County road embargo details in the works

Board of Supervisors
Kim Brooks
Express Editor

The details regarding a countywide Secondary Road embargo are still being ironed out.

Assistant Engineer Todd Postel presented the Jones County Supervisors with a draft 90-day blanket embargo resolution during the March 19 board meeting. However, the board chose not to approve the policy until a couple of changes were made.

Those changes include an expiration date concerning the embargo and a special provision for livestock and dairy operations.

Postel said the resolution is meant to “prohibit and impose restrictions on certain roads.

“They simply closed the roads in the past,” he said.

However, Secondary Roads is not planning to close any roads, but possibly impose load/weight limits.

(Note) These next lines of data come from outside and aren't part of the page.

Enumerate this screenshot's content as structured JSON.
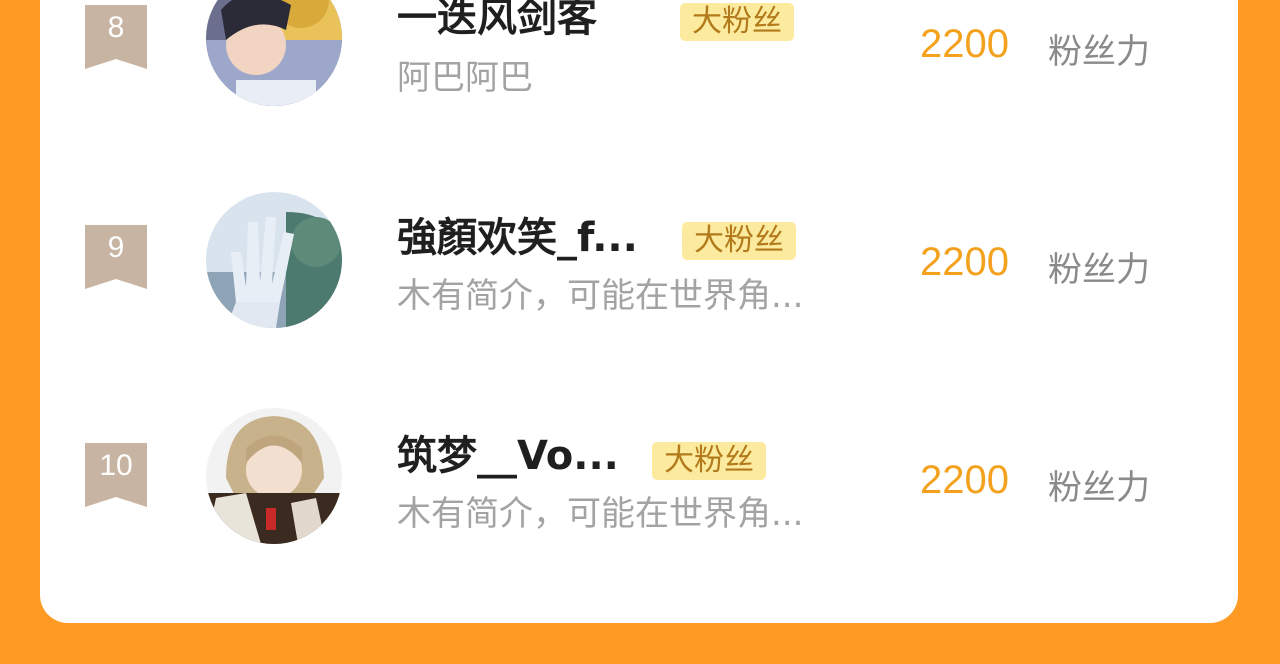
{
  "list": {
    "rows": [
      {
        "rank": "8",
        "name": "一迭风剑客",
        "badge": "大粉丝",
        "bio": "阿巴阿巴",
        "score": "2200",
        "score_unit": "粉丝力",
        "avatar_icon": "anime-knight-avatar"
      },
      {
        "rank": "9",
        "name": "強顏欢笑_f...",
        "badge": "大粉丝",
        "bio": "木有简介，可能在世界角...",
        "score": "2200",
        "score_unit": "粉丝力",
        "avatar_icon": "hand-tree-avatar"
      },
      {
        "rank": "10",
        "name": "筑梦__Vo...",
        "badge": "大粉丝",
        "bio": "木有简介，可能在世界角...",
        "score": "2200",
        "score_unit": "粉丝力",
        "avatar_icon": "anime-blonde-avatar"
      }
    ]
  },
  "colors": {
    "background": "#FF9A24",
    "rank_badge": "#C8B4A2",
    "score": "#F4A21E",
    "fan_badge_bg": "#FCEB9F"
  }
}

“It gives us some meat, but hopefully we won’t need it,” Postel said of the policy. “Things are getting better and continue to get better.”

The resolution would establish a 10-ton load limit on gravel roads throughout the county as the Engineer’s Office sees fit.

“We won’t embargo roads unless we’re in dire straits,” said Postel.

Postel said to help maintain the longevity of the gravel roads, he urged people to haul their heavy truckloads in the morning while the ground is still frozen versus throughout the day.

While the resolution would exist until the board of supervisors voted to dissolve it, the board felt it needed an annual expiration date attached to it.

“By doing it annually, it gets out to the public,” said Supervisor Wayne Manternach.

“If not, then public

awareness goes away,” added Supervisor Joe Oswald.

Supervisor Ned Rohwedder said he was simply not in favor of any road embargo because it infringes on the feed and livestock operations throughout the county.

“I would be in favor if it was just grain (hauling),” said Rohwedder. “With grain, you have more flexibility.”

Postel said they are

keeping those operations in mind and don’t plan to force them to stop working.

“When we need to embargo, we’ll look at who’s on the road, what’s going on, a case-by-case situation,” Postel explained. “We won’t shut someone’s livelihood down.”

Bernie Trumm who lives on Doe Road near Cascade was present to ask about the embargo. Trumm proposed

tiling the gravel roads to help with the moisture building up. Postel said that technique is something they’ve done in the past, but have also developed additional, cost-effective measures to protect the roads.

“With frost boils, rock won’t help,” said Trumm. “Tiling would be good.”

Postel said the critical issue now is having a place for the water to go to get it off the roads.